The PPP suspects the CIO is deliberately dragging the investigation to time its cross-examinations of Lee right before the general elections on April 10 or even later so that the so-called “Run Jong-sup” scandal keeps haunting the government. Months- or years-long investigations are the norm when it comes to high-ranking officials, yet Han called the delay as result of “the CIO’s politicking,” while the presidential office called it a “human rights violation.”

Another headache for the government immediately followed the Lee scandal. Hwang Sang-moo, senior secretary to the president for civil and social agenda, while admonishing a group of journalists to be careful when writing on Yoon, ominously mentioned a terror attack in 1988 where the military’s secret agents stabbed a journalist. Hwang intimated that a similar tragedy could befall the journalists of today for not toeing the line. He eventually resigned, but the damage was done.

Voter sentiments were already testy, and this callous gaffe alienated non-partisan voters, nudging the DP past the PPP in mid-March polls. 

Citing Lee’s return and Hwang’s resignation, Han glibly remarked that “everything was resolved.” Voters don’t seem to agree. The ambassadorial meeting slated to take place on March 25 was postponed, confirming the widespread perception that it was shoddily put together at the last minute as a pretext for Lee’s homecoming. True resolutions to these issues would have meant Lee admitting that he returned specifically to face due investigations and Yoon firing Hwang rather than waiting for his resignation. 

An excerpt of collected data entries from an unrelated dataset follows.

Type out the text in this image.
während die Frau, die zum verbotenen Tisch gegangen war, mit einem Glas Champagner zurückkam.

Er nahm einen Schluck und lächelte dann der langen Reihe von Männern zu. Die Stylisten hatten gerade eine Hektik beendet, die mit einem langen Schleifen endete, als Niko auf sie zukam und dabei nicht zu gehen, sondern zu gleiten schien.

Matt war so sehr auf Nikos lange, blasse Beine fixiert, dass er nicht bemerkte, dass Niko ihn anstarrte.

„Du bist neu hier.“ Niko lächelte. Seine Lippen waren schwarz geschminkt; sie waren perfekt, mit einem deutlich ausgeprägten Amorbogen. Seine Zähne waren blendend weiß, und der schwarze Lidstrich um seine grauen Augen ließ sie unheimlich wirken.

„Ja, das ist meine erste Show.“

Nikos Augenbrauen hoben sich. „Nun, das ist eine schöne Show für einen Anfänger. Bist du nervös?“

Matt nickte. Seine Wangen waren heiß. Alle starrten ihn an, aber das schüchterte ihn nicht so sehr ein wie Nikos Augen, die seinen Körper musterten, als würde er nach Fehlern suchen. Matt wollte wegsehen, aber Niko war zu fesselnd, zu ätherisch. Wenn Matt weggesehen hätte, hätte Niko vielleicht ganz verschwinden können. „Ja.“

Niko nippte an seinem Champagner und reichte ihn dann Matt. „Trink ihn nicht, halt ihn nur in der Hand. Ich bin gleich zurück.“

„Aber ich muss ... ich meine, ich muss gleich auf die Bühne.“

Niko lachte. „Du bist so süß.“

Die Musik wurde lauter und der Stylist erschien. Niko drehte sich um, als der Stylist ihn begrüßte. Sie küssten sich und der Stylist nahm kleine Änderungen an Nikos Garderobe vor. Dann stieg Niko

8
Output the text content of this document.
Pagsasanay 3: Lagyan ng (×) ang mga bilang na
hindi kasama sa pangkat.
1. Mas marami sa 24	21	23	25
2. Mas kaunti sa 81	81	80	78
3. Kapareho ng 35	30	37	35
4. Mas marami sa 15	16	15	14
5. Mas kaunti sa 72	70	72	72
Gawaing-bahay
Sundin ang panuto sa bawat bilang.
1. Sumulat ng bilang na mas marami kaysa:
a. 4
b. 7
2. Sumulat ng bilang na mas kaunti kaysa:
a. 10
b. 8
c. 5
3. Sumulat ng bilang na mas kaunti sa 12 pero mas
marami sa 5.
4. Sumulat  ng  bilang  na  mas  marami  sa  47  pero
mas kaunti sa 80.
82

As it stands, in the latest round of analyses electoral wonks predict the DP will once again secure a parliamentary majority in the April 10 general elections.   

The Lee scandal is not an isolated anomaly. It rather reflects the Yoon administration’s holistic governing style, devoid of empathy and introspection. The government leans over backward to shield its friends and family from legal consequences while leveraging the full weight of the prosecutor’s office against foes and persecuting the media on trumped-up charges of spreading fake news. (The Anti-Corruption Commission still balks at probing the Dior pouch scandal, in which the first lady received a designer bag from an acquaintance.)

Partisan lines and electoral ramifications aside, Chae’s death and the subsequent alleged manhandling by Yoon and Lee of the entire defense establishment to cover for the top brass rightly pricked everyone’s conscience. It all garishly reminds the voters that ordinary folks like Chae, a conscripted marine, are second-tier citizens to Yoon’s coterie. And, of course, packing away such a controversial figure as envoy to Australia only to then reel him back home for domestic political reasons is a severe breach of diplomatic trust between Australia and South Korea.